Maybe you’re in this chair.  Maybe you’re a seeker.  Maybe you’re investigating the claims of Christ.  You need, today, just to tell God what he already knows—that you are sinner and in need of a savior, that you want to take the bread of life, that you realize there’s a gnawing, low-grade awareness that there’s a hunger down deep that’s never been satisfied.

You thought the first, you know, thousand or hundred thousand dollars would do it.  You thought having sex with that person would do it.  You thought doing that drug would do it.  You thought living in that house would do it.  But it’s not there.  You need the bread.  You need the bread.  Jesus is not going to take the bread and force it down your throat.  I can’t do that either.  You’ve got to do it yourself.  It’s your prerogative; it’s your call.

Right now we’re going to prepare to take communion, The Lord’s Supper.  If you are believer it’s your time to worship, to look back at what Jesus did for you at Calvary, to look forward to sitting at his table and dining with him forever and ever.  If you’re a seeker, I’m going to pray a prayer in just a couple of moments.  And this prayer can be your prayer to eat the bread of life.  Tonight you can take communion for the first time.  And just as a physical reminder to yourself and as a symbol before God as you eat the bread you’ll be saying, “Jesus Christ, I’ve received you like I receive this bread in my life.  Totally assimilation, Lord.  Tax, title, everything, the total package.  I give it to you.”  Tonight can be your night, once you eat the bread of life, because no longer will you ever have to say as you walk through the buffet line of life, “What is it?”  Because you will know what it is.

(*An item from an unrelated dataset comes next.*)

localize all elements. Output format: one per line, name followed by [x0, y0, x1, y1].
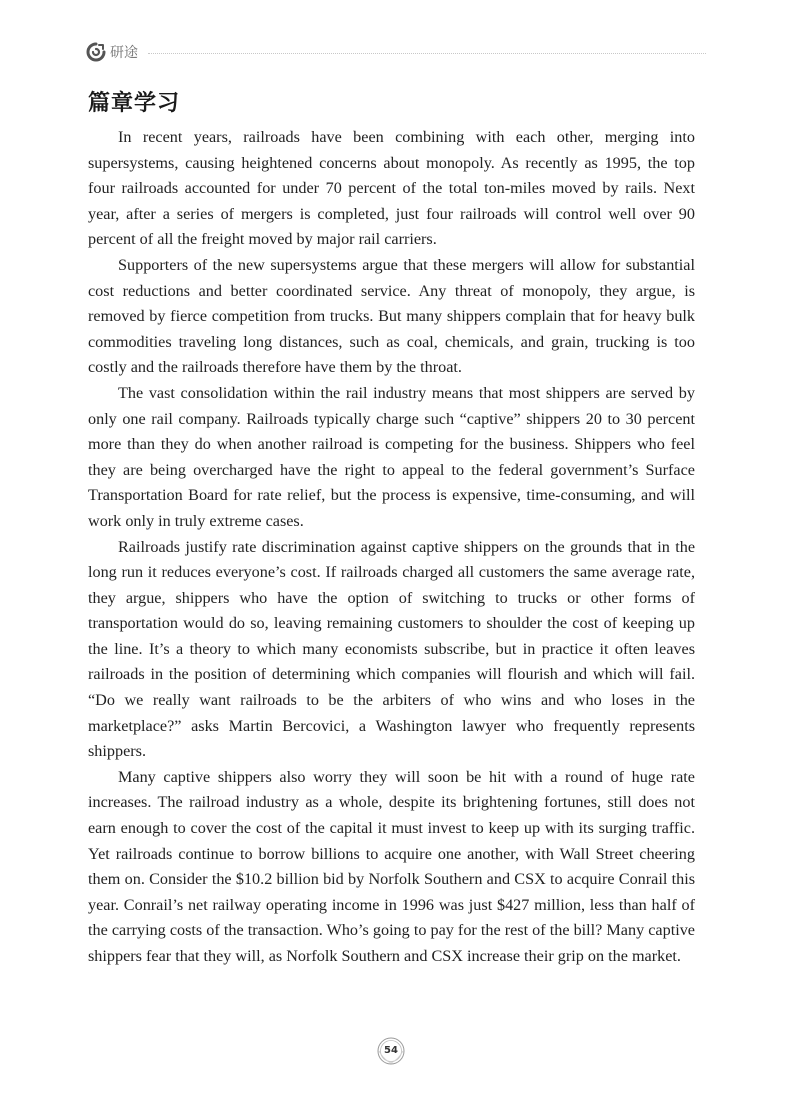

Let’s bow our heads and our hearts together.  Many here need to pray a prayer to commit their lives to Christ.  Just say this with me to yourself: God, in a couple of moments I’m going to eat the bread during communion and this symbolizes that I’ve asked you to come inside.  I give you my dreams, my ambitions, my mind, my body, my relationships.  Everything, Christ I give to you.  You’re the source.  You, I know, will satisfy my hunger.

Hey, if you said that with me that’s the best thing that you’ll ever do.  And after you take communion and after this service is over, I want you to just make a bee line out to the information kiosk and say, “Hey, I prayed this prayer with Ed.”  Because we have people out there who would love to talk to you about the implications of the bread of life.

Others here who are believers or maybe just diet-driven people, it’s time to diet and exercise.  It’s time to utilize those calories from being fed to serve and to live and to be the kind of people that God wants you to be.  Father, we love you.

And right now in a spirit of worship, some men and women are going to come by and give you some juice and give you some bread.  If you’ll wait and hold it there during this next song, I’ll come back and instruct you on when to take the elements.  But remember, this juice represents the blood and the bread represents the body that Jesus gave for you and for me.  So let’s continue to worship as we contemplate the depth of our Father’s love.